HSBC headquarters in China Education images/Getty Images

The Global Economy’s New Rule-Maker

As China's domestic market continues to grow, so, too, does its economic power and ability to set global rules. With the country fast approaching a position similar to that of the US and Europe after World War II, much will depend on the policies it pursues in two key areas.

MILAN – In a recent commentary for the South China Morning Post, Helen Wong, HSBC’s chief executive for Greater China, shows that China’s rising generation of 400 million young consumers will soon account for more than half of the country’s domestic consumption. This generation, Wong notes, is largely transacting online, through innovative, integrated mobile platforms, indicating that it has already “leapt from the pre­web era straight to the mobile Internet, skipping the personal computer altogether.”

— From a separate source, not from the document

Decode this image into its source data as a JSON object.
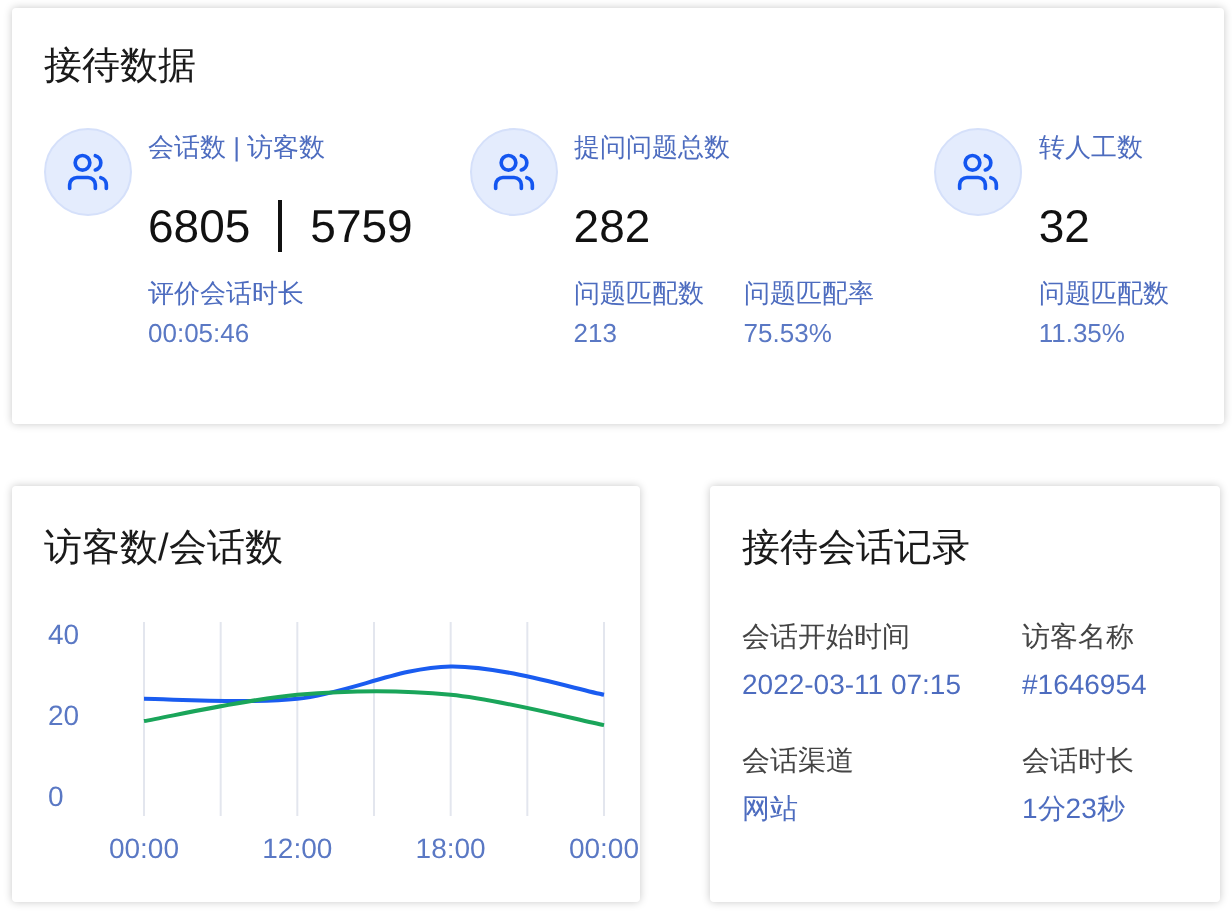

Of course, China’s rising middle class is not news. But the extent to which digitally oriented younger consumers are driving rapid growth in China’s service industries has not yet received ample attention. Services, after all, will help drive China’s structural transition from a middle- to a high-income economy.

Not too long ago, many pundits doubted that China could make the shift from an economy dominated by labor-intensive manufacturing, exports, infrastructure investment, and heavy industry to a service economy underpinned by domestic demand. But even if China’s economic transition is far from complete, its progress has been impressive.